Prime Day is here again, but the best value on Amazon is its Prime Video streaming service.
For a reasonable price, you can stream some of Hollywood’s biggest hits from the past and present.
The streamer just added several compelling titles in June, with the effective horror film, Escape Room, at the top of our binge-watch list.
Watch With Us also recommends checking out the little-seen ‘90s action thriller The Jackal, starring Bruce Willis and Richard Gere, and the Oscar-winning ‘60s musical West Side Story.
‘The Jackal’ (1997)
The international hitman known only as The Jackal (Bruce Willis) is the best there is at what he does. When the FBI gets a tip that he’s been hired to assassinate an unidentified prominent American, they need to act fast before the Jackal strikes. In desperation, they turn to imprisoned ex-IRA sniper Declan Mulqueen (Richard Gere), who claims to know the Jackal – and how to take him out.
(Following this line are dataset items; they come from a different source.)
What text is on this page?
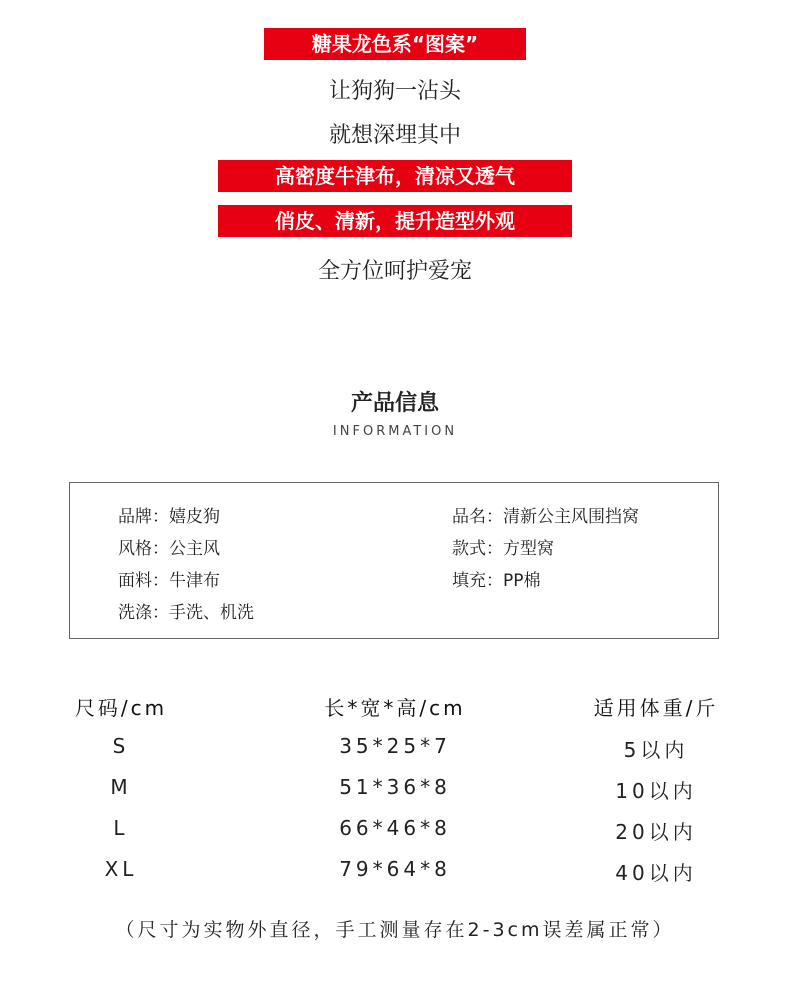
糖果龙色系“图案”
让狗狗一沾头
就想深埋其中
高密度牛津布，清凉又透气
俏皮、清新，提升造型外观
全方位呵护爱宠
产品信息
INFORMATION
品牌：嬉皮狗	品名：清新公主风围挡窝
风格：公主风	款式：方型窝
面料：牛津布	填充：PP棉
洗涤：手洗、机洗
尺码/cm	长*宽*高/cm	适用体重/斤
S	35*25*7	5以内
M	51*36*8	10以内
L	66*46*8	20以内
XL	79*64*8	40以内
（尺寸为实物外直径，手工测量存在2-3cm误差属正常）
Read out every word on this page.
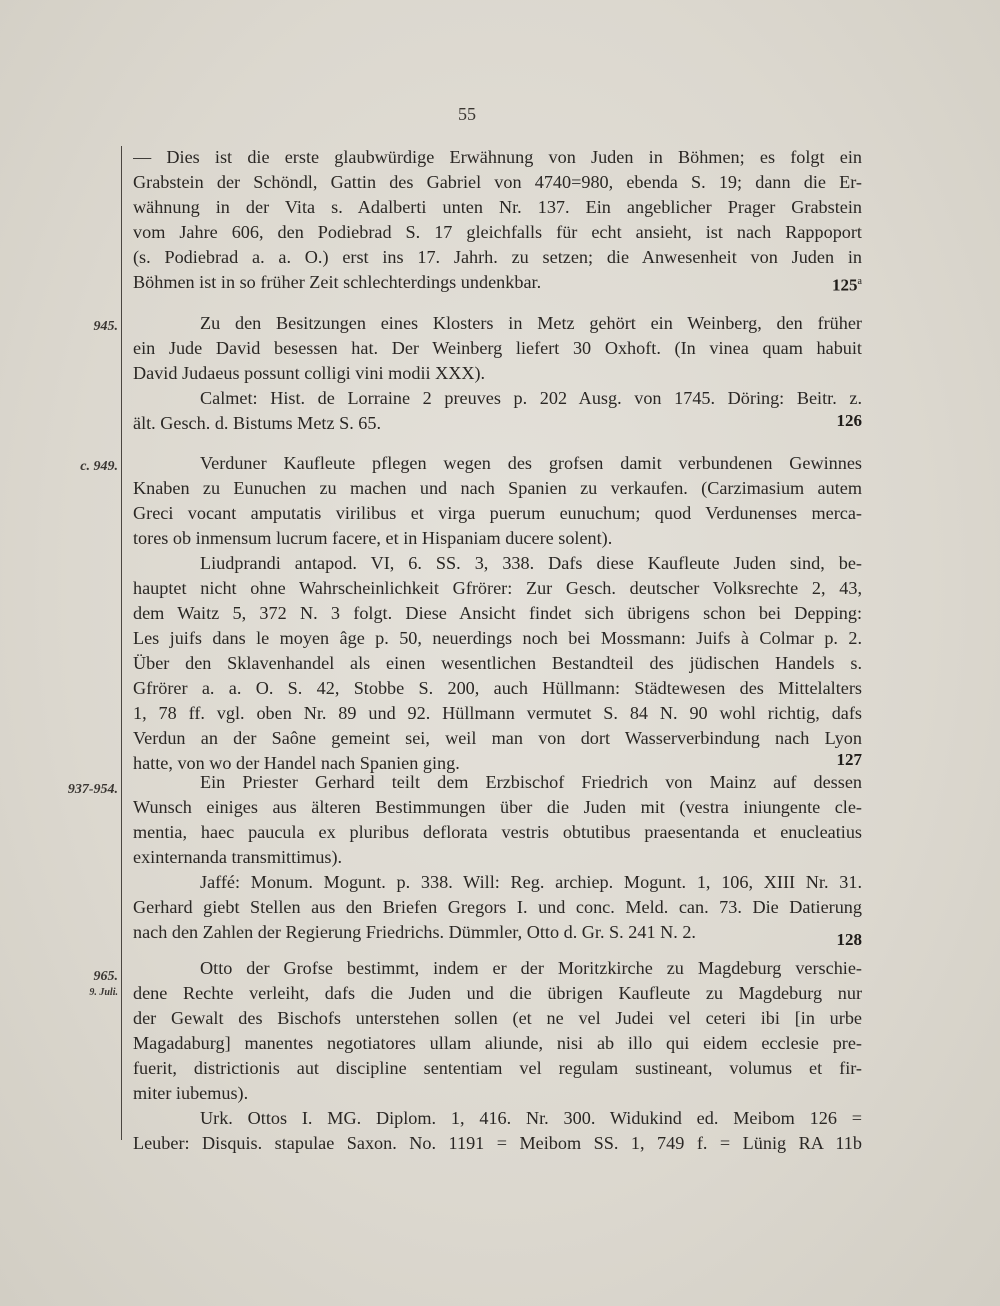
55
— Dies ist die erste glaubwürdige Erwähnung von Juden in Böhmen; es folgt ein
Grabstein der Schöndl, Gattin des Gabriel von 4740=980, ebenda S. 19; dann die Er-
wähnung in der Vita s. Adalberti unten Nr. 137. Ein angeblicher Prager Grabstein
vom Jahre 606, den Podiebrad S. 17 gleichfalls für echt ansieht, ist nach Rappoport
(s. Podiebrad a. a. O.) erst ins 17. Jahrh. zu setzen; die Anwesenheit von Juden in
Böhmen ist in so früher Zeit schlechterdings undenkbar.	125$^a$
945.	Zu den Besitzungen eines Klosters in Metz gehört ein Weinberg, den früher
ein Jude David besessen hat. Der Weinberg liefert 30 Oxhoft. (In vinea quam habuit
David Judaeus possunt colligi vini modii XXX).
Calmet: Hist. de Lorraine 2 preuves p. 202 Ausg. von 1745. Döring: Beitr. z.
ält. Gesch. d. Bistums Metz S. 65.	126
c. 949.	Verduner Kaufleute pflegen wegen des grofsen damit verbundenen Gewinnes
Knaben zu Eunuchen zu machen und nach Spanien zu verkaufen. (Carzimasium autem
Greci vocant amputatis virilibus et virga puerum eunuchum; quod Verdunenses merca-
tores ob inmensum lucrum facere, et in Hispaniam ducere solent).
Liudprandi antapod. VI, 6. SS. 3, 338. Dafs diese Kaufleute Juden sind, be-
hauptet nicht ohne Wahrscheinlichkeit Gfrörer: Zur Gesch. deutscher Volksrechte 2, 43,
dem Waitz 5, 372 N. 3 folgt. Diese Ansicht findet sich übrigens schon bei Depping:
Les juifs dans le moyen âge p. 50, neuerdings noch bei Mossmann: Juifs à Colmar p. 2.
Über den Sklavenhandel als einen wesentlichen Bestandteil des jüdischen Handels s.
Gfrörer a. a. O. S. 42, Stobbe S. 200, auch Hüllmann: Städtewesen des Mittelalters
1, 78 ff. vgl. oben Nr. 89 und 92. Hüllmann vermutet S. 84 N. 90 wohl richtig, dafs
Verdun an der Saône gemeint sei, weil man von dort Wasserverbindung nach Lyon
hatte, von wo der Handel nach Spanien ging.	127
937-954.	Ein Priester Gerhard teilt dem Erzbischof Friedrich von Mainz auf dessen
Wunsch einiges aus älteren Bestimmungen über die Juden mit (vestra iniungente cle-
mentia, haec paucula ex pluribus deflorata vestris obtutibus praesentanda et enucleatius
exinternanda transmittimus).
Jaffé: Monum. Mogunt. p. 338. Will: Reg. archiep. Mogunt. 1, 106, XIII Nr. 31.
Gerhard giebt Stellen aus den Briefen Gregors I. und conc. Meld. can. 73. Die Datierung
nach den Zahlen der Regierung Friedrichs. Dümmler, Otto d. Gr. S. 241 N. 2.	128
965.
9. Juli.
Otto der Grofse bestimmt, indem er der Moritzkirche zu Magdeburg verschie-
dene Rechte verleiht, dafs die Juden und die übrigen Kaufleute zu Magdeburg nur
der Gewalt des Bischofs unterstehen sollen (et ne vel Judei vel ceteri ibi [in urbe
Magadaburg] manentes negotiatores ullam aliunde, nisi ab illo qui eidem ecclesie pre-
fuerit, districtionis aut discipline sententiam vel regulam sustineant, volumus et fir-
miter iubemus).
Urk. Ottos I. MG. Diplom. 1, 416. Nr. 300. Widukind ed. Meibom 126 =
Leuber: Disquis. stapulae Saxon. No. 1191 = Meibom SS. 1, 749 f. = Lünig RA 11b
Declan will help the FBI get their man in exchange for his freedom, but the Jackal has no intention of getting caught, and he’ll take down Declan and anyone else who gets in his way.
A Hollywood remake of the classic 1973 thriller The Day of the Jackal, The Jackal is less political than its predecessor and places more emphasis on the action. The result is a pretty basic movie that involves one man chasing another for the majority of the picture. It works, though, because Willis is scary-good as the elusive titular henchman, and the classic supporting cast, which includes Oscar winners Sidney Poitier and J.K. Simmons, gives the film a dramatic heft it would otherwise lack. If you can get past the casting of the suave American Gere as a rough-and-ready Irish (!) criminal, you’ll enjoy The Jackal for all of its simple charms.
The Jackal is streaming on Prime Video.
‘Escape Room’ (2019)
Six Chicago strangers are brought together to play a mysterious game: if they manage to escape a variety of differently themed escape rooms, they’ll receive $10,000. That’s an offer too tempting to pass up, so they all eagerly accept the challenge. But what they don’t know before starting the game is that if they fail, they’ll die. And to make matters worse, these escape rooms are designed so that no one can solve them – or escape with their lives intact.
Fans of the Saw franchise will find much to enjoy about Escape Room, which places its protagonists in similarly elaborate scenarios that almost always ends with a gruesome death. Escape Room isn’t anything more or less than a horror movie designed to confuse you and make you gag. But it is effective, and the various deadly escape rooms, including an upside-down billiards hall room that would’ve made M.C. Escher proud, are intriguing to look at. The film spawned a sequel, 2021’s Escape Room: Tournament of Champions, but it just repeats the first film to lesser effect.
Escape Room is streaming on Prime Video.
‘West Side Story’ (1961)
Some classics never go out of style, and West Side Story is one of them. The 1961 movie musical, based on the legendary 1957 Broadway show, was remade by Steven Spielberg in 2021, but it doesn’t surpass the original. Then again, has any movie?
If you’ve read William Shakespeare’s Romeo and Juliet, you probably know the story: a boy and a girl from rival camps fall in love, and tragedy results. In this iteration, the boy, Tony (Richard Beymer), is a reluctant member of the all-white gang, the Jets, while the girl, Maria (Natalie Wood), has friends and family belonging to the Puerto Rican gang, the Sharks. None of them likes the idea of Tony and Maria getting together, and they’ll do anything to tear the two lovers apart.
That “anything” includes singing and dancing, and if you think the idea of gang warfare being staged as a musical is ridiculous, well, you need to see some more Broadway shows. Some classic Hollywood musicals like My Fair Lady can feel too stagey and wooden, but this West Side Story feels vital and alive. Codirector Jerome Robbins handled most of the dance sequences, and they look and feel more modern than the ‘21 remake. With such legendary songs as “Tonight” and “Somewhere” on the soundtrack, West Side Story will get your feet moving and your vocal cords humming. It’s one of the very few old musicals that can be considered timeless and just as relevant today as it was all those decades ago.
West Side Story is streaming on Prime Video.